Nielsen trafił do polskiej ligi w 1990 roku, gdy podpisał kontrakt z klubem z Lublina. Gdy zaczynał startować w naszym kraju, miał 31 lat. Kariera Golloba dopiero wtedy rozkwitała. - Pamiętam go już z tego pierwszego sezonu. Wtedy, gdy go zobaczyłem po raz pierwszy, pomyślałem sobie "o rany, jaki utalentowany chłopak". Był też niepokorny i na początku swojej kariery był zaangażowany w parę kontrowersyjnych sytuacji - dodał Nielsen, który obecnie jest menedżerem żużlowej reprezentacji Danii.

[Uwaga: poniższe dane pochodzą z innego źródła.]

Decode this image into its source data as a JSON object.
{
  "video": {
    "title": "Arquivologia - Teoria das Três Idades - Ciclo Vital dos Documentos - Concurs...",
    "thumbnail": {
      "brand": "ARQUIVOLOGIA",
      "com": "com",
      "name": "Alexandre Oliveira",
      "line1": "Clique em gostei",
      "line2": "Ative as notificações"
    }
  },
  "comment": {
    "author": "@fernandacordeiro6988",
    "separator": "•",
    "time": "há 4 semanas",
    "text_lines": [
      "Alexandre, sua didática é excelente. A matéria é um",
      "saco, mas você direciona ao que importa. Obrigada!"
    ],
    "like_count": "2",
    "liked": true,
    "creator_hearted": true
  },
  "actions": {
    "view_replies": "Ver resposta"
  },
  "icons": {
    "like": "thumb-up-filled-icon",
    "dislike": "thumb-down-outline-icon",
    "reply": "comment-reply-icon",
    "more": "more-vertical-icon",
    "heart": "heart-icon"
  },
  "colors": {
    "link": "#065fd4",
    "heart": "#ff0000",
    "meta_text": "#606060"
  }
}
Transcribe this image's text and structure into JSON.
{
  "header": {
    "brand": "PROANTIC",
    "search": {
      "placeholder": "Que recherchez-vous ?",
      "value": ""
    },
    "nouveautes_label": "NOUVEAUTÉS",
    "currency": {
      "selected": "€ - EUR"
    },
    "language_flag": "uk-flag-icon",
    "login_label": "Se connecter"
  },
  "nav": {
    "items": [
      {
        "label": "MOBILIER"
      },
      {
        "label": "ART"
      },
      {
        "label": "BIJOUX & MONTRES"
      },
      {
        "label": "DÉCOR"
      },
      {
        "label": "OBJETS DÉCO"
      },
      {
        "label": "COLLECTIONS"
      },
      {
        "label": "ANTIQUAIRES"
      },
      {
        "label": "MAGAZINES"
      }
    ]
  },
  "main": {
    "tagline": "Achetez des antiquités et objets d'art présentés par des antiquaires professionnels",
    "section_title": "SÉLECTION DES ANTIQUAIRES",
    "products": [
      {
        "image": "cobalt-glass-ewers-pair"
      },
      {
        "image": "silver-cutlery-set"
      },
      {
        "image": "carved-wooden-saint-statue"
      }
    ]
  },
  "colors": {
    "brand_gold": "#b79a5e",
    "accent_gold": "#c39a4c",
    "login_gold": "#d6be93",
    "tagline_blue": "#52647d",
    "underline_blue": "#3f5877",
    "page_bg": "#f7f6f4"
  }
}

58-latek zwraca uwagę na fakt, że na początku kariery Gollob nie miał łatwo. Obrywało mu się od innych zawodników za zbyt agresywną jazdę. - Na wczesnym etapie kariery musisz sam dowiedzieć się gdzie są granice, jak bardzo możesz ryzykować bez wywoływania gniewu u innych. Być może on tę granicę testował bardziej niż inni. Teraz, gdy patrzę wstecz, nie widzę, aby Tomasz spowodował komuś jakiś koszmarny upadek czy kontuzję - stwierdził Nielsen.
Duńczyk nie ma wątpliwości, że część rywali zazdrościła Gollobowi umiejętności. - Zyskał taką reputację, bo po prostu był dobry. Fajnie się go oglądało w akcji, bo potrafił jechać szybko i odważnie, jego ataki były przemyślane i dobre technicznie. Niewielu mogło sobie pozwolić na takie akcje - ocenił Nielsen.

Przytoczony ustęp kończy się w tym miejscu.